In lieu of an abstract, here is a brief excerpt of the content:

  • On Asian American Form
  • Timothy Yu (bio)
Thinking Its Presence: Form, Race, and Subjectivity in Contemporary Asian American Poetry, Dorothy J. Wang. Stanford University Press, 2014.
Unquiet Tropes: Form, Race, and Asian American Literature, Elda E. Tsou. Temple University Press, 2015.

I doubt I am the only literature professor who frequently exhorts students to pay as much attention to literary form as to the content. Particularly so in my Asian American literature courses. For students—as for many readers—ethnic literatures have a particular kind of “aboutness,” as if one could describe the themes of a book by a writer of color without even opening the cover. Asian American literature, I learn in student papers, is about being “torn between cultures,” or “assimilation,” or “finding identity”—themes and phrases that I never use in class. Students come already equipped with them, drawing from dominant cultural narratives and stereotypes about Asian Americans. When the content of Asian American texts is in some sense predetermined through such expectations, it is often only through close attention to language, structure, and literary tropes that readers are compelled to acknowledge the actual complexity of Asian American writing. An emphasis on form, in short, leads us to see past our own expectations and to grasp the actual content of these texts.

Undergraduates are not alone in privileging a (highly reductive) sense of content over form. Asian American authors and critics frequently complain of the tendency to read Asian American writing—and that by authors of color more generally—as functioning “mimetically and sociologically as an ethnographic window into another subculture,” as Dorothy J. Wang puts it in Thinking Its Presence: Form, Race, and Subjectivity in Contemporary Asian American Poetry (20). Asian American literature can thus appear as a literature of pure content, valued for its cultural stories rather than its aesthetic qualities. Like other ethnic writing, Wang argues, “Critics are more likely to think about formal questions—say poetic tone and syntax—when speaking about [John] Ashbery’s poems but almost certainly to focus on political or black ‘content’ when examining the work of Amiri Baraka” (xx). [End Page 414]
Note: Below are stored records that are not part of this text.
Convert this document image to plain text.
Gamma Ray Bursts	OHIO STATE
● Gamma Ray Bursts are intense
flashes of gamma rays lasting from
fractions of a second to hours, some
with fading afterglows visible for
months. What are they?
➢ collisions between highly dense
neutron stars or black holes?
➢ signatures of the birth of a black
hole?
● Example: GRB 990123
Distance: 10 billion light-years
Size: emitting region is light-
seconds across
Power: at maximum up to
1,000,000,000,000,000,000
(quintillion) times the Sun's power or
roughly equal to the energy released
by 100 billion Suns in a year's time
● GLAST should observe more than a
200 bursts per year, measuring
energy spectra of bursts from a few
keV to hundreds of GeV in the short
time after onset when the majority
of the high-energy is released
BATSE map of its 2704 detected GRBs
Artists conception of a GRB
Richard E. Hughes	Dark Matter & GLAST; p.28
Wang’s Thinking Its Presence and Elda E. Tsou’s Unquiet Tropes: Form, Race, and Asian American Literature represent major efforts to correct this imbalance. Both focus on Asian American literature and are organized around literary tropes and techniques: allegory, parody, irony, catachresis. In their very structure, both insist on the literary elements of Asian American writing and make a strong case for the importance of formal analysis. But Wang and Tsou take their focus in quite different directions. Tsou’s emphasis lies on a universalizing move, rejecting claims for Asian American distinctiveness grounded in identity politics and focusing instead on rhetorical tropes as “part of a linguistic inheritance dwarfing any individual’s claim to own or originate it” (13). For Wang, in contrast, form is particularizing. “[A] poem’s use of form,” she contends, “is inseparable from the large social, historical, and political contexts that produced the poet’s subjectivity” (xxii). Each approach has profound implications for Asian American literature studies. While offering innovative readings of rhetorical tropes in Asian American writing, Tsou’s book also illustrates the perils of conventionally formalist readings and how they may ultimately reinforce postracial desires to transcend ethnic categorization. Turning away from Asian American literary studies’ deconstructive trend to argue for distinctively Asian American uses of form that may put the category of “Asian American literature” on more solid critical footing, Wang’s impassioned argument for a contextualized formalism ultimately strikes the more complex balance.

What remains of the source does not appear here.